Posted on December 20, 2023
It’s not a surprise that the New Hampshire project that won $2 million in funding in the latest federal conservation program involves saving our salt marshes from a host of threats.
“The projects are heavy on watershed restoration – riverways, coastal waterways. It’s been decades now of folks all over the country recognizing the importance of working on watersheds … of protecting an entire watershed instead of just a piece of it, which is what we would have done in the past,” said Shannon Estenoz, assistant secretary for Fish and Wildlife and Parks at the U.S. Department of the Interior.
Estenoz was talking about $141 million in grants awarded to 74 projects through the latest round of what is called the America the Beautiful Challenge. While some didn’t deal with water – Vermont got $1 million to produce a long-term conservation plan – many did. Massachusetts and Connecticut, for example, received six-figure grants to improve “aquatic connectivity for imperiled species in the Appalachian Corridor,” which often means removing dams on rivers and upgrading road culverts over streams, providing the extra benefit of resilience against erratic rainfall.
New Hampshire received $2 million, to which it will add $220,000 in state funds, for a Department of Environmental Services program designed to help salt marshes, areas along the coast where salt water and fresh water mix. Such areas can teem with life that isn’t found elsewhere and act as barriers against ocean storms but they’ve been shrinking for centuries due to coastal development and are threatened by pollution, climate change and flooding from both directions: heavy downpours inland and rising levels at sea.

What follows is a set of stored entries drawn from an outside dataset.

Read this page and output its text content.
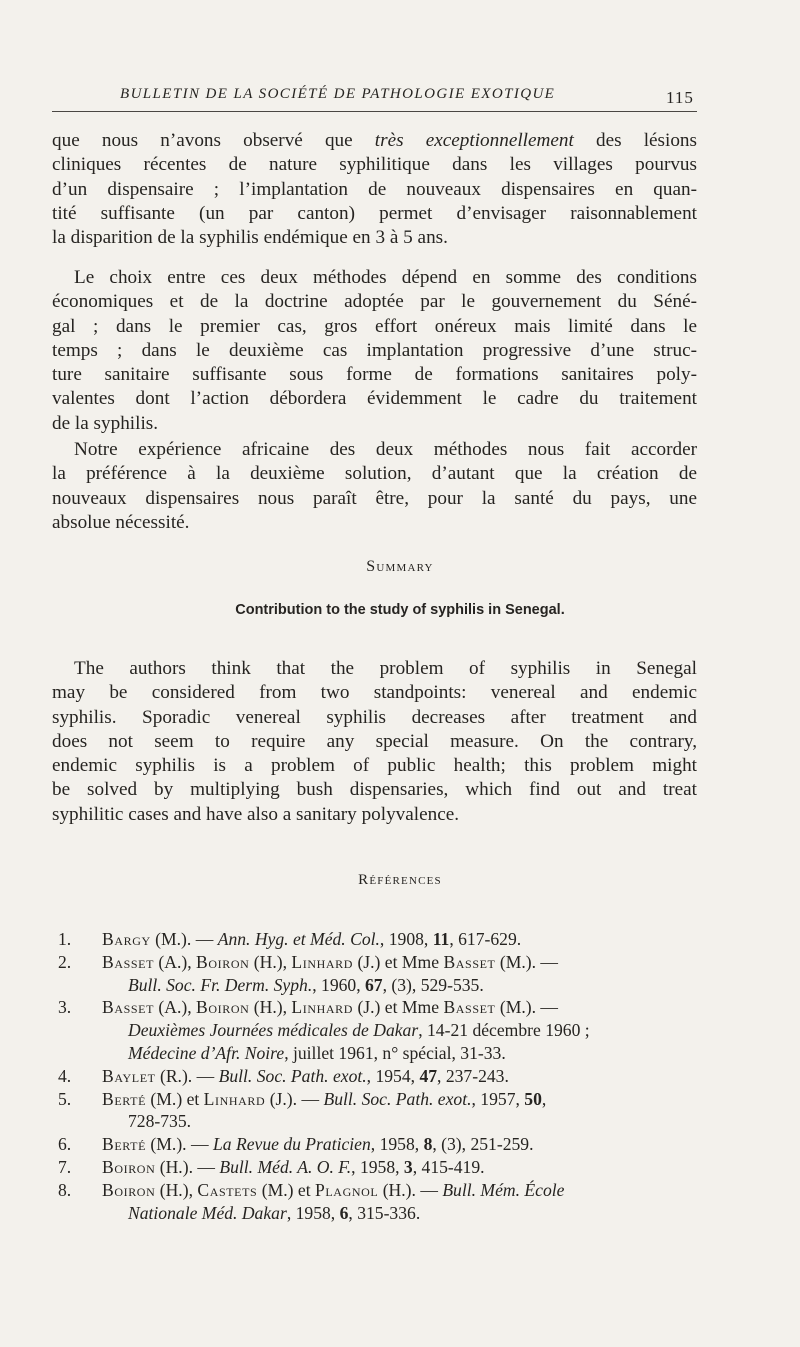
BULLETIN DE LA SOCIÉTÉ DE PATHOLOGIE EXOTIQUE	115
que nous n’avons observé que très exceptionnellement des lésions
cliniques récentes de nature syphilitique dans les villages pourvus
d’un dispensaire ; l’implantation de nouveaux dispensaires en quan-
tité suffisante (un par canton) permet d’envisager raisonnablement
la disparition de la syphilis endémique en 3 à 5 ans.
Le choix entre ces deux méthodes dépend en somme des conditions
économiques et de la doctrine adoptée par le gouvernement du Séné-
gal ; dans le premier cas, gros effort onéreux mais limité dans le
temps ; dans le deuxième cas implantation progressive d’une struc-
ture sanitaire suffisante sous forme de formations sanitaires poly-
valentes dont l’action débordera évidemment le cadre du traitement
de la syphilis.
Notre expérience africaine des deux méthodes nous fait accorder
la préférence à la deuxième solution, d’autant que la création de
nouveaux dispensaires nous paraît être, pour la santé du pays, une
absolue nécessité.
Summary
Contribution to the study of syphilis in Senegal.
The authors think that the problem of syphilis in Senegal
may be considered from two standpoints: venereal and endemic
syphilis. Sporadic venereal syphilis decreases after treatment and
does not seem to require any special measure. On the contrary,
endemic syphilis is a problem of public health; this problem might
be solved by multiplying bush dispensaries, which find out and treat
syphilitic cases and have also a sanitary polyvalence.
Références
1. Bargy (M.). — Ann. Hyg. et Méd. Col., 1908, 11, 617-629.
2. Basset (A.), Boiron (H.), Linhard (J.) et Mme Basset (M.). —
Bull. Soc. Fr. Derm. Syph., 1960, 67, (3), 529-535.
3. Basset (A.), Boiron (H.), Linhard (J.) et Mme Basset (M.). —
Deuxièmes Journées médicales de Dakar, 14-21 décembre 1960 ;
Médecine d’Afr. Noire, juillet 1961, n° spécial, 31-33.
4. Baylet (R.). — Bull. Soc. Path. exot., 1954, 47, 237-243.
5. Berté (M.) et Linhard (J.). — Bull. Soc. Path. exot., 1957, 50,
728-735.
6. Berté (M.). — La Revue du Praticien, 1958, 8, (3), 251-259.
7. Boiron (H.). — Bull. Méd. A. O. F., 1958, 3, 415-419.
8. Boiron (H.), Castets (M.) et Plagnol (H.). — Bull. Mém. École
Nationale Méd. Dakar, 1958, 6, 315-336.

The project from DES is also designed to “foster a community of practice focused on adaptive management of salt marsh health among partners and stakeholders,” which is also a key part of the America the Beautiful Challenge.
“We invest in community-led conservation, what people think are the biggest conservation needs in their communities,” said Estenoz. “The idea is to invest in good ideas that come from the ground up. The approach is grounded in experience, in realism, a desire to have durable conservation.”
The recent grants are the second set handed out under the program. More are coming, Estenoz said: “We’ve got a billion dollars to hand out.”